Mi fanno osservare, innanzitutto, che la distribuzione attuale della variazione (integrazione-tagli) al Fondo sperimentale di riequilibrio è stata discussa in sede di Conferenza Stato-Città ed autonomie locali, presso il Ministero dell'interno, in data 2 agosto 2012.

Nelle varie riunioni al tavolo tecnico sulla finanza locale, tenutesi quindi nell'ultima decade di luglio, sono stati illustrati i criteri e le metodologie di calcolo delle nuove stime dell'IMU e dell'ICI ed è stato anche discusso il trattamento dei comuni colpiti dal sisma, sulla base della normativa vigente.
A seguito della conferenza del 2 agosto sono state quindi pubblicate, in data 6 agosto 2012, sul portale del federalismo fiscale, per ciascun comune, le nuove stime dell'IMU, dell'ICI e conseguentemente le variazioni del Fondo sperimentale di riequilibrio, nonché la nota metodologica sui criteri seguiti per definire ciascuna delle componenti (IMU, ICI, IRPEF sui redditi fondiari relativi agli immobili non locati) che incidono sulla determinazione della variazione del predetto fondo.

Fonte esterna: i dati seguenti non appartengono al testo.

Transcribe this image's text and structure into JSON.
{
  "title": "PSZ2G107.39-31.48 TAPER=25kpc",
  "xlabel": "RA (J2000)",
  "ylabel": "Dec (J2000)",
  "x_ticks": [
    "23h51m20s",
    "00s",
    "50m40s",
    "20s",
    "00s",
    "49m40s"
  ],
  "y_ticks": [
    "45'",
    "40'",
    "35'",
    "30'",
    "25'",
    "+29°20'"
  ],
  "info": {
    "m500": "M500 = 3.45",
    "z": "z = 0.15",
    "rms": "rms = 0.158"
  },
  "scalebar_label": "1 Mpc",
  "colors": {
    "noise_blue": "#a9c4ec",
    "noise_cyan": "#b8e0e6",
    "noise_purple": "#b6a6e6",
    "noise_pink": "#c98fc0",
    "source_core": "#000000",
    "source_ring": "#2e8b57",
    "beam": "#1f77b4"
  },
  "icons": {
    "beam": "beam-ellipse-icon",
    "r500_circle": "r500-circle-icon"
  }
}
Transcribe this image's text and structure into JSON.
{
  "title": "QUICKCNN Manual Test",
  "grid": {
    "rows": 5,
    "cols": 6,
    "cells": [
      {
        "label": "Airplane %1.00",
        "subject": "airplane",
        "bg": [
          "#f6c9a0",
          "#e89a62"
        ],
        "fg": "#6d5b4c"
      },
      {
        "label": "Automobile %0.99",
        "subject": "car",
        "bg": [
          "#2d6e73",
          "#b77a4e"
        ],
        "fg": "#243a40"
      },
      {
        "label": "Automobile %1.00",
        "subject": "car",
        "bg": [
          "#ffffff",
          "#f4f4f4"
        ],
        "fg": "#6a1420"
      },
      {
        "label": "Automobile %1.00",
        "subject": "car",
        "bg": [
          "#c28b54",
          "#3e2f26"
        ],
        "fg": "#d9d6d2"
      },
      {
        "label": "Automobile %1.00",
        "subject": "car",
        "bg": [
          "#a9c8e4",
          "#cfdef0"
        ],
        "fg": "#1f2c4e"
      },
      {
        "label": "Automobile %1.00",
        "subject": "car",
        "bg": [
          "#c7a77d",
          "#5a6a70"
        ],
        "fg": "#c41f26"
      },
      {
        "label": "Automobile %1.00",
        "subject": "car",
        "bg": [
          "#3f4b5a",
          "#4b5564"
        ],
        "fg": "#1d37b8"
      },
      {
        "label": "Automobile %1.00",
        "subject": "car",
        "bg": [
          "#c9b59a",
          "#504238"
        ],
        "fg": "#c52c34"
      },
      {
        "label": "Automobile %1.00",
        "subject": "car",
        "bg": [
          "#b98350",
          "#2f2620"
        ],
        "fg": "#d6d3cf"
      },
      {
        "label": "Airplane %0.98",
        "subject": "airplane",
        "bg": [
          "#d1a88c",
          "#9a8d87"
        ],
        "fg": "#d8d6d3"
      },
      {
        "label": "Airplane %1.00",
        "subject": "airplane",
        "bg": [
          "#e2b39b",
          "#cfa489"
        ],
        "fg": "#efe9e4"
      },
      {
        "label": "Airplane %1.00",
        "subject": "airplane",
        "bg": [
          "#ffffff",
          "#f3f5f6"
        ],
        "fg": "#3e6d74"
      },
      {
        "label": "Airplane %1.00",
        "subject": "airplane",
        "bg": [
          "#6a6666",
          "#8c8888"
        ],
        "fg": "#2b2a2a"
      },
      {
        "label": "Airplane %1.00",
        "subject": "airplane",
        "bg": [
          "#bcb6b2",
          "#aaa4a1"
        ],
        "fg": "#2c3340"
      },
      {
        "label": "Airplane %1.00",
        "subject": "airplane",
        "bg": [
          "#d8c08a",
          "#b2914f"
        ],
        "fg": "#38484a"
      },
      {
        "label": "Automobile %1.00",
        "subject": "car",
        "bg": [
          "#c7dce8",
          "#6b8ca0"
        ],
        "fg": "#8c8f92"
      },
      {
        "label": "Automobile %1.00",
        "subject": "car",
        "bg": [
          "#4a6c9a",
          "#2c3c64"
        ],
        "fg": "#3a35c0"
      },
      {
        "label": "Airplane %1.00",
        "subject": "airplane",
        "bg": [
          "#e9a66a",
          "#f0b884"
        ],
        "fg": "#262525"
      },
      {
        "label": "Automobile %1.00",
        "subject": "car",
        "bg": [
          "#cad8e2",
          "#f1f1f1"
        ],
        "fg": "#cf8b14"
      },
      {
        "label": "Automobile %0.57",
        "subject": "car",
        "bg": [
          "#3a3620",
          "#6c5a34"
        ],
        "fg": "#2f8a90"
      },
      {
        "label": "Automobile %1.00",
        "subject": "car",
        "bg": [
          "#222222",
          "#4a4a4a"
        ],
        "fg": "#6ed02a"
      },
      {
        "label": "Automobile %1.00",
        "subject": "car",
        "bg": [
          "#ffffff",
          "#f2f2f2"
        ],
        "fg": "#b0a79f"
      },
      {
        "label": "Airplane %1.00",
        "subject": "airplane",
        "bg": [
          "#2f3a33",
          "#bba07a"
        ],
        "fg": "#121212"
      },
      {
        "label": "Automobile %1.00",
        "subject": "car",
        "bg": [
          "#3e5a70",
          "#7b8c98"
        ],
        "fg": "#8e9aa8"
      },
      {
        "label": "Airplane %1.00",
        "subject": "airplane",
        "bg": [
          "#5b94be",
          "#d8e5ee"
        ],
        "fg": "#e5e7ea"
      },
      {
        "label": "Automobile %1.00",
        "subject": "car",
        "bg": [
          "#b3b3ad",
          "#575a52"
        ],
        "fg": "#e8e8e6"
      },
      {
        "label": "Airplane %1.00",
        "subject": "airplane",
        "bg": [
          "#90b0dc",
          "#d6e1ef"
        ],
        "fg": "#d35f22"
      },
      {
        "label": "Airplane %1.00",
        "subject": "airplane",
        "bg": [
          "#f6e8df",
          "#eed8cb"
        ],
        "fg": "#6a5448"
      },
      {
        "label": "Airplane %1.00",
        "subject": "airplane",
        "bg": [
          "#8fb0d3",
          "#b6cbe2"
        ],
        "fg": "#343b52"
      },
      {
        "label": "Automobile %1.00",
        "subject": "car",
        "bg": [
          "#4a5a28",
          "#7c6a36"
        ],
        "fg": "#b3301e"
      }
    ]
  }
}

In relazione ai rilevi sulla correttezza della stima del gettito derivate dall'IMU, il Dipartimento mi fa presente che la proiezione annuale degli incassi attesi dall'IMU non si ottiene raddoppiando l'importo della rata incassata a giugno. Siffatta modalità di calcolo porta, ovviamente, alla determinazione di un importo inferiore rispetto alla stima su base annuale. In altri termini, non è corretto calcolare il gettito dell'IMU annuale mediante il semplice raddoppio della rata incassata a giugno ed operare il confronto con la stima effettuata dal Dipartimento delle finanze.

Ai fini di un confronto omogeneo tra i dati in parola occorre, infatti, tenere conto dei seguenti elementi. In primo luogo, i versamenti relativi all'abitazione principale dei contribuenti che hanno optato per il versamento in tre rate (la prima a giugno e la seconda a settembre, in misura pari ad un terzo dell'imposta, calcolata applicando l'aliquota di base e la detrazione; la terza rata a dicembre, a saldo dell'imposta complessivamente dovuta per l'intero anno con conguaglio sulle precedenti rate). Quindi, nel caso di tre rate ovviamente non si può raddoppiare.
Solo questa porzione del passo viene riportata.